Non loin des murs de la ville morte, il y a cependant de grands dômes soigneusement blanchis, qui n’ont pas l’air de ruines ; et ils s’élèvent au milieu de bocages enclos, dont la verdure encore vivante, presque fraîche, étonne sur cette terre calcinée. Ce sont les tombeaux des anciens rois de Golconde ; grâce au respect des Indiens pour la mort, ils ont été épargnés, et, en ces dernières années, on a replanté alentour les grands jardins funéraires.
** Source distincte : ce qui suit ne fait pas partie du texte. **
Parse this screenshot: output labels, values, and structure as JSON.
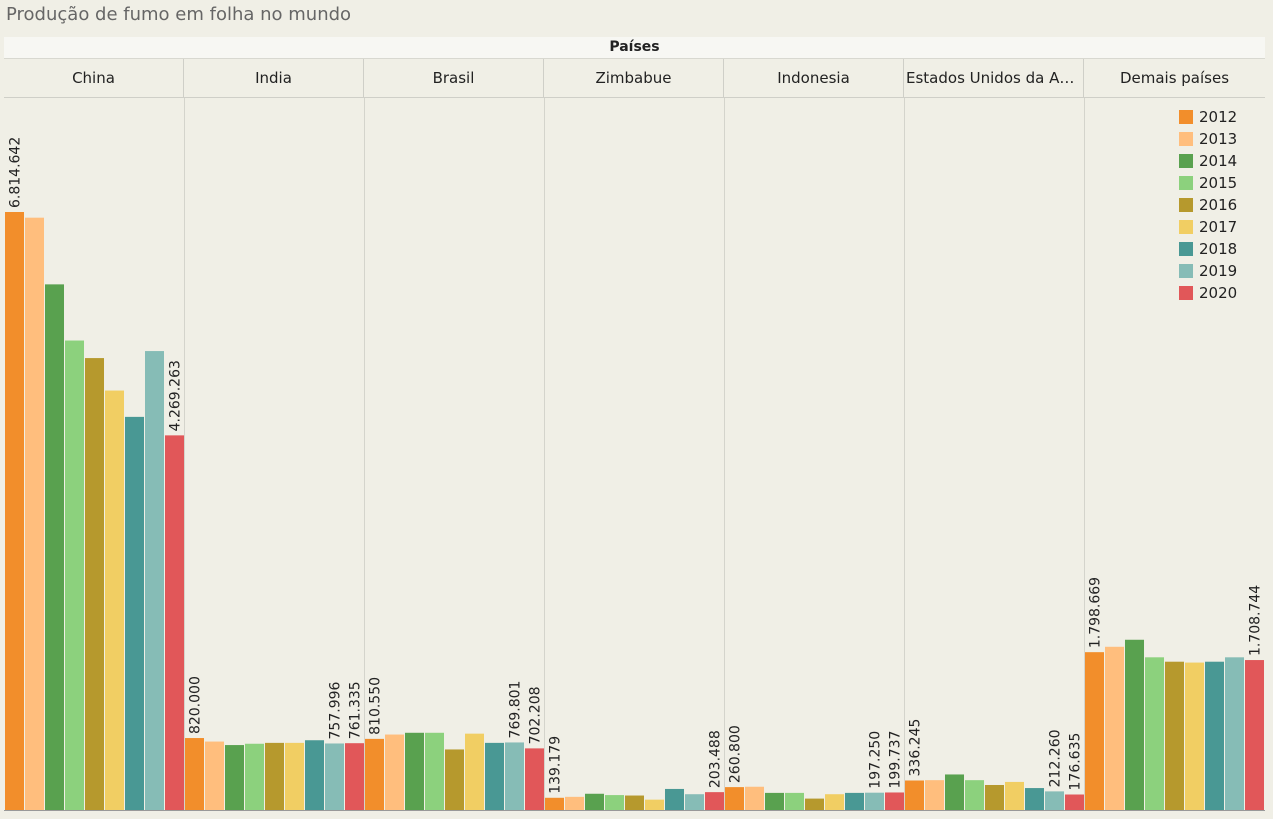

Plusieurs sultans et sultanes de ce féerique royaume sont là endormis sous les larges coupoles superbes. Un seul d’entre eux manque à la muette compagnie, le dernier, qui pourtant avait fait construire lui-même sa demeure d’éternité, mais qui fut chassé de sa sépulture comme de ses États par Aurangzeb le conquérant, et mourut en exil.
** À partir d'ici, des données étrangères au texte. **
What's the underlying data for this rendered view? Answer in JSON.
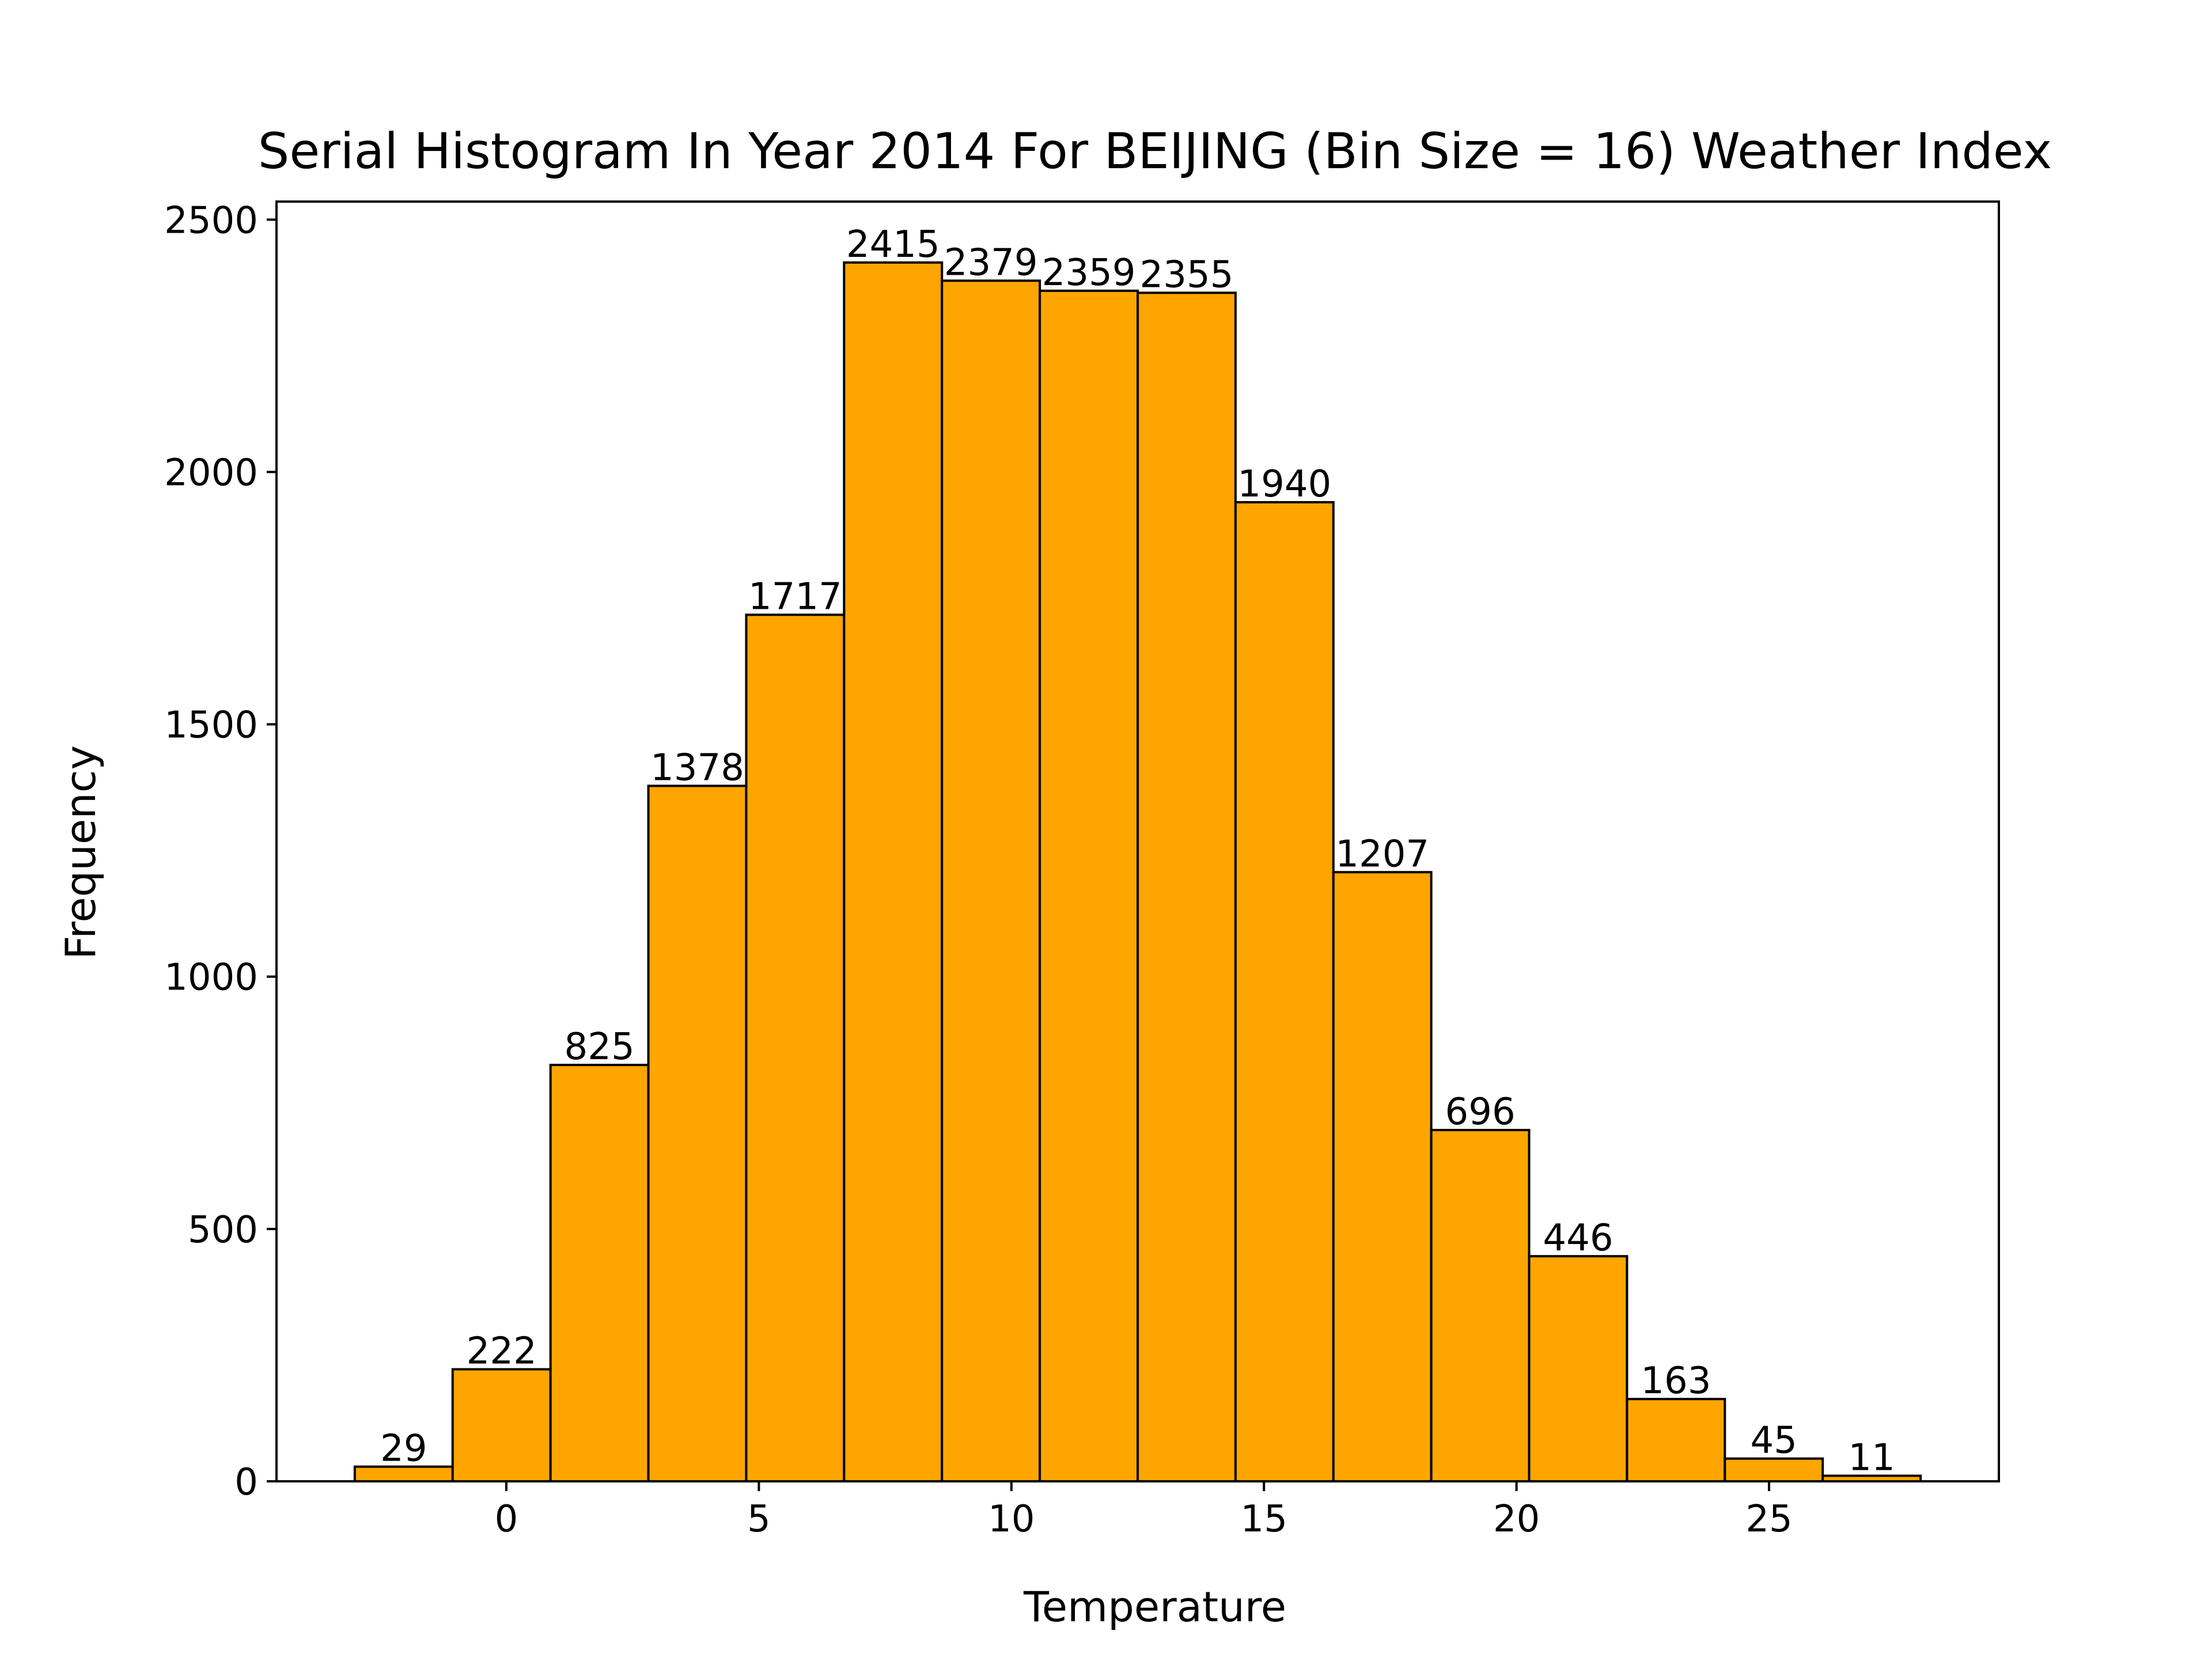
{
  "chart_data": {
    "type": "bar",
    "title": "Serial Histogram In Year 2014 For BEIJING (Bin Size = 16) Weather Index",
    "xlabel": "Temperature",
    "ylabel": "Frequency",
    "bin_edges": [
      -3.0,
      -1.0625,
      0.875,
      2.8125,
      4.75,
      6.6875,
      8.625,
      10.5625,
      12.5,
      14.4375,
      16.375,
      18.3125,
      20.25,
      22.1875,
      24.125,
      26.0625,
      28.0
    ],
    "values": [
      29,
      222,
      825,
      1378,
      1717,
      2415,
      2379,
      2359,
      2355,
      1940,
      1207,
      696,
      446,
      163,
      45,
      11
    ],
    "bar_labels": [
      "29",
      "222",
      "825",
      "1378",
      "1717",
      "2415",
      "2379",
      "2359",
      "2355",
      "1940",
      "1207",
      "696",
      "446",
      "163",
      "45",
      "11"
    ],
    "xlim": [
      -4.55,
      29.55
    ],
    "ylim": [
      0,
      2535.75
    ],
    "x_ticks": [
      0,
      5,
      10,
      15,
      20,
      25
    ],
    "x_tick_labels": [
      "0",
      "5",
      "10",
      "15",
      "20",
      "25"
    ],
    "y_ticks": [
      0,
      500,
      1000,
      1500,
      2000,
      2500
    ],
    "y_tick_labels": [
      "0",
      "500",
      "1000",
      "1500",
      "2000",
      "2500"
    ],
    "bar_color": "#ffa500",
    "edge_color": "#000000",
    "grid": false,
    "legend": "none"
  }
}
Leur lieu de repos est exquis ; on y retrouve, un peu étiolés par la chaleur de l’Inde, nos cyprès, arbres des morts dans les cimetières d’Orient comme dans les nôtres ; les allées de sable fin y sont droites comme dans nos vieux jardins de France, avec des alignemens de vases contenant des rosiers tout roses de fleurs. Des équipes de femmes et de jeunes filles, chargées d’entretenir la vie factice de cette oasis, déversent matin et soir sur les plates-bandes une eau rare qu’elles apportent dans des vases de terre et que des hommes tirent à grand’peine du fond des puits, creux comme des abîmes.

De loin, la chaux donnait à ces dômes un faux air vivant. Mais l’intérieur des vastes mausolées n’a plus une peinture, plus un objet d’ornementation ; tout le luxe d’autrefois s’y est éteint dans la vétusté grise.
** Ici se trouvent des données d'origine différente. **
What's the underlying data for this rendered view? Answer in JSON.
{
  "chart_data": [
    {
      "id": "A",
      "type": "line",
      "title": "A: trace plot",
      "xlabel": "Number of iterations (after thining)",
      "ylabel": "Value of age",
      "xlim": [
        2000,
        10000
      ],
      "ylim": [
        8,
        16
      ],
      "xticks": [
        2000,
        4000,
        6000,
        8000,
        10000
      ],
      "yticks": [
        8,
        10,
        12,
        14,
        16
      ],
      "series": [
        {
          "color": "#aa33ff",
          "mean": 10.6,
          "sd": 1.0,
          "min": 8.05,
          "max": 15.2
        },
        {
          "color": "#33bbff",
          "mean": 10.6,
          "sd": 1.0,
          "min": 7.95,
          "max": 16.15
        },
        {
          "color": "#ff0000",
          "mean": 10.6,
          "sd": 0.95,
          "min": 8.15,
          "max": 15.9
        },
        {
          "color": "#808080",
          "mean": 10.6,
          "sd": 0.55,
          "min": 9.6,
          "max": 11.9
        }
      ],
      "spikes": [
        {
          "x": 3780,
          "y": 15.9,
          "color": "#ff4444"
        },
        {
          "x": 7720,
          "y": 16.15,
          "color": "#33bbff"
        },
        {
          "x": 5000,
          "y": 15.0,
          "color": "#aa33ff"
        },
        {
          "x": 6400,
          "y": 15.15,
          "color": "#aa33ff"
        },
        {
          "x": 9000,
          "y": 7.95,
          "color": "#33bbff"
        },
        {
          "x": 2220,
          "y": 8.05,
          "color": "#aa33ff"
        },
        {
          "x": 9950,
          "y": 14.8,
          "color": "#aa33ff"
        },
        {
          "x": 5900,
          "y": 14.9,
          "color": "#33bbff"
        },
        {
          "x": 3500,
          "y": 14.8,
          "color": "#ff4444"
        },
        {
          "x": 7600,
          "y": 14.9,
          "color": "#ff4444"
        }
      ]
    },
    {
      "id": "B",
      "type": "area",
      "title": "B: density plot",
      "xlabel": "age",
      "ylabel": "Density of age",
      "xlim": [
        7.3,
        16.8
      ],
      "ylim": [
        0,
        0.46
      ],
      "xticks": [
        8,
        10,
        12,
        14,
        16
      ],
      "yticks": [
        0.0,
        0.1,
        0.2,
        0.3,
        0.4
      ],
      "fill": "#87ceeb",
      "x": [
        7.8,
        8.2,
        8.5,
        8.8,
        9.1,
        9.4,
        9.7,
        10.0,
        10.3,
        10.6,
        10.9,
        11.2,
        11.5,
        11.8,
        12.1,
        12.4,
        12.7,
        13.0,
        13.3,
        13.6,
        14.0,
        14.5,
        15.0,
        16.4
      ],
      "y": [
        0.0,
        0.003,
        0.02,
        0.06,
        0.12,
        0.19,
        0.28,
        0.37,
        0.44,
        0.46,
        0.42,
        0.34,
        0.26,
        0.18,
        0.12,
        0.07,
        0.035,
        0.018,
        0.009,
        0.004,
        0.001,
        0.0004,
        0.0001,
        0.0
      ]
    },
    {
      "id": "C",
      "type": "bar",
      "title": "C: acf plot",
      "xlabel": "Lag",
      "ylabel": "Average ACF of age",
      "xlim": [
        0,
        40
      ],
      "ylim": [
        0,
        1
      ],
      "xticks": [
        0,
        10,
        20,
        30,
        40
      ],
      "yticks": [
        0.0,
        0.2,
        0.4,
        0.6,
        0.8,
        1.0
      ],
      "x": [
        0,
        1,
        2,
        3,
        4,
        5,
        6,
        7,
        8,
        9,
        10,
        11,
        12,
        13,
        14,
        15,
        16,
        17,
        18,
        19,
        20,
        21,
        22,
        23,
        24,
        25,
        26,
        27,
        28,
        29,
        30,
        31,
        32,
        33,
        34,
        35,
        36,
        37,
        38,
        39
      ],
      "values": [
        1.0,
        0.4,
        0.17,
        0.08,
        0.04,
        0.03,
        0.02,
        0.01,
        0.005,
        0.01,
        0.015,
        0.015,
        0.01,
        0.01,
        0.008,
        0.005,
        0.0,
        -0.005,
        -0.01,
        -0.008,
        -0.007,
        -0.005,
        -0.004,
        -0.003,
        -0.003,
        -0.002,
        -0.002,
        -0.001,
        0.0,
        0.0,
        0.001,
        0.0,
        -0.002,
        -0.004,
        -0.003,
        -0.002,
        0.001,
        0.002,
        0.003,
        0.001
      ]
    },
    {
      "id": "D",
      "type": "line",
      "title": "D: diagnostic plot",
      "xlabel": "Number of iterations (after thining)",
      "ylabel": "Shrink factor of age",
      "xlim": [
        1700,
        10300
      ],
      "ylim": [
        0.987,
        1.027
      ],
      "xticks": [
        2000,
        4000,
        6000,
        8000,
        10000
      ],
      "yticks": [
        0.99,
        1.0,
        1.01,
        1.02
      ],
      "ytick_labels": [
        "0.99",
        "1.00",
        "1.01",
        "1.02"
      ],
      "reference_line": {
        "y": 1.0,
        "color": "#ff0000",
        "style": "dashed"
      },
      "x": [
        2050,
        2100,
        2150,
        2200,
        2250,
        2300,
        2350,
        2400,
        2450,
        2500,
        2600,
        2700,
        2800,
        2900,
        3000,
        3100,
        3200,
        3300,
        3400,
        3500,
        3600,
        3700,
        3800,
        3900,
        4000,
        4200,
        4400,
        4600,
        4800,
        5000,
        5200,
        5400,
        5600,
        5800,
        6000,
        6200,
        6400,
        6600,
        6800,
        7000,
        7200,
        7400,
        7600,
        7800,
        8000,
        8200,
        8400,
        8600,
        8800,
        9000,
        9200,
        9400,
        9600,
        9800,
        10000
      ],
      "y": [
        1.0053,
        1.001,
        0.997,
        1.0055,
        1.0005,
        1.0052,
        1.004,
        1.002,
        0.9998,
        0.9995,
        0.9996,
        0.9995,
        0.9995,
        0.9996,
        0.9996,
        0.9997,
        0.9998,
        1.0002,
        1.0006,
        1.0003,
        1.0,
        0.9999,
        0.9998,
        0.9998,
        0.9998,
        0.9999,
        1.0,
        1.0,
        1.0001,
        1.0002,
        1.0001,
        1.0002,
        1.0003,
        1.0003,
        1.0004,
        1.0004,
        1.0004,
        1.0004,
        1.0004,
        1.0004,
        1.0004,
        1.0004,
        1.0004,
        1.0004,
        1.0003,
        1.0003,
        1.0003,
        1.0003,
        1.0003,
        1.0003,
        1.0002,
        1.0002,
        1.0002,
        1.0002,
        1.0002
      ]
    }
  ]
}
Cependant, sur chaque petit tombeau de marbre, isolé sous sa coupole vide, il y a des guirlandes de fleurs, — hommage d’une piété adorable, à ces souverains dont la dynastie s’est éteinte depuis trois fois cent ans.

Le charme étrange et nostalgique de ces jardins, entretenus à force d’arrosage au milieu d’une solitude brûlée, est que les cyprès longs et frêles y voisinent avec les palmiers, et que, sur les vases de roses, des colibris confians voltigent, comme feraient chez nous des papillons.